We had gone into this hunt totally unguided, explored country neither of us had ever been in, and came out with an exceptional animal – 177 4/8 Boone and Crockett points and 14 years old, for those of you who like the stats. Fortunately, Tim was using the complete Best of the West Shooting System, which made taking a difficult shot look easy. But the bottom line was this: We thoroughly enjoyed the hunt on public land, and in addition to using the proper equipment, we were successful in taking the animal because of our combined years of knowledge and hard work.
But the story doesn’t end there.
In 2015, I had the needed preference points to draw a Shiras moose tag near the area Mike had killed his bull. Since Tim’s ranch is located in the same general area, one phone call to my friend was all that was needed to plan an October hunt.
By chance, Jon Bloom, another good friend, called and informed me his daughter had drawn the same moose tag. Brennae Bloom currently serves in the United States Army
as a human resources specialist, and had only a brief window to hunt. One more phone call to Tim and his wife Jody, and Brennae was also teed up for a memorable hunt.
Skyler, Jon and Brennae Bloom pose with Brennae’s magnificent Shiras bull moose.
AS LUCK WOULD HAVE IT, Brennae was up ﬁrst, and Tim had a speciﬁc bull moose in mind for her.
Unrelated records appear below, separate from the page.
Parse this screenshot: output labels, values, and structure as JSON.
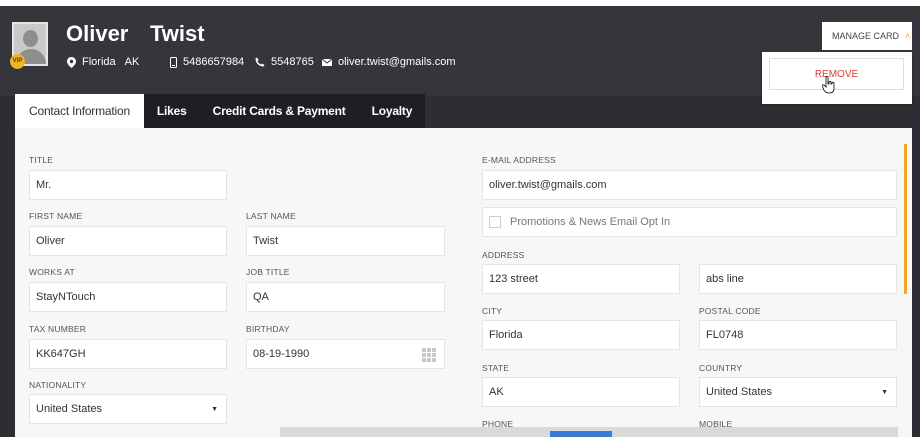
{
  "header": {
    "first_name": "Oliver",
    "last_name": "Twist",
    "vip_badge": "VIP",
    "city": "Florida",
    "state": "AK",
    "mobile": "5486657984",
    "phone": "5548765",
    "email": "oliver.twist@gmails.com"
  },
  "manage_card": {
    "label": "MANAGE CARD",
    "remove_label": "REMOVE"
  },
  "tabs": [
    {
      "label": "Contact Information",
      "active": true
    },
    {
      "label": "Likes"
    },
    {
      "label": "Credit Cards & Payment"
    },
    {
      "label": "Loyalty"
    }
  ],
  "form": {
    "title": {
      "label": "TITLE",
      "value": "Mr."
    },
    "first_name": {
      "label": "FIRST NAME",
      "value": "Oliver"
    },
    "last_name": {
      "label": "LAST NAME",
      "value": "Twist"
    },
    "works_at": {
      "label": "WORKS AT",
      "value": "StayNTouch"
    },
    "job_title": {
      "label": "JOB TITLE",
      "value": "QA"
    },
    "tax_number": {
      "label": "TAX NUMBER",
      "value": "KK647GH"
    },
    "birthday": {
      "label": "BIRTHDAY",
      "value": "08-19-1990"
    },
    "nationality": {
      "label": "NATIONALITY",
      "value": "United States"
    },
    "email": {
      "label": "E-MAIL ADDRESS",
      "value": "oliver.twist@gmails.com"
    },
    "promotions": {
      "label": "Promotions & News Email Opt In",
      "checked": false
    },
    "address": {
      "label": "ADDRESS",
      "line1": "123 street",
      "line2": "abs line"
    },
    "city": {
      "label": "CITY",
      "value": "Florida"
    },
    "postal_code": {
      "label": "POSTAL CODE",
      "value": "FL0748"
    },
    "state": {
      "label": "STATE",
      "value": "AK"
    },
    "country": {
      "label": "COUNTRY",
      "value": "United States"
    },
    "phone": {
      "label": "PHONE"
    },
    "mobile": {
      "label": "MOBILE"
    }
  },
  "colors": {
    "header_bg": "#35363b",
    "accent_orange": "#f5a623",
    "remove_red": "#e53935",
    "vip_gold": "#f0b429"
  },
  "icons": [
    "location-pin-icon",
    "mobile-phone-icon",
    "phone-icon",
    "envelope-icon",
    "chevron-up-icon",
    "calendar-icon",
    "caret-down-icon",
    "hand-cursor-icon",
    "user-avatar-icon"
  ]
}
I’d explained to Tim that Jon had been in a terrible accident resulting in extensive neck surgery, and Tim and Jody were all in, along with their son RJ and daughter Amanda. On opening morning, the Bloom family trio of Jon, Brennae and her brother Skyler were ready to go. Brennae was long range-capable with her dad’s riﬂe topped with a 5-20X50 Huskemaw. This scope was critical, because their established lookout point provided a great view of a willow bottom, with distances ranging from 200 to more than 1,000 yards, all from an elevated position.
About midmorning, the giant made his appearance. Brennae was ready, having already established a very stable prone position. The bull was ranged at 550 yards, and was in eminent danger. The shot broke the morning stillness, and soon, Brennae was kneeling next to a magniﬁcent Shiras sporting a 57-inch spread. The bull was ﬁeld dressed in short order and hauled to the barn, courtesy of the Thompson Ranch front-end loader.
Later that October, I hunted with Tim and his family, and harvested a very nice 40-inch bull of my own at 680 yards, although I did ﬁre a “warning shot” before settling down and placing a bullet through his heart.
To top it off, my wife Lynn also had a moose tag in another unit, and she made a great one-shot kill on her moose at 350 yards. Our family and friends have enjoyed many meals with moose being served as the main course. And along the way, I was able to enjoy the fall season with good friends in spectacular western Wyoming.
From a moose hunt to a sheep hunt, then back for three more moose hunts, our story had ﬁnally come full circle.
TRUE HUNTERS UNDERSTAND that hunting is much more than just killing an animal. For many of us, it is our escape from the pressures of everyday life, and is an integral part of who we are. But it is far more rewarding, in my eyes at least, to make sure that we are always giving back to the sport we love. Of course, I always advocate for hunters to become more educated and proﬁcient in their choice and use of weapons, but there is more we can do beyond ourselves.
To me, the act of helping other hunters is much more satisfying than simply (and selﬁshly) putting another head on the wall. Find a way to use your knowledge and resources to make another hunter’s dream come true. Become a mentor for a youth, invite a senior for a day in the ﬁeld, or make yourself available to a new acquaintance. The experience will reward you with great memories that last a lifetime.
And if you take the time to mentor another hunter and bask in their success, it will become your success as well. ASJ
Author Jim Sessions (right) and Tim Thompson pose beside the moose Jim took in western Wyoming.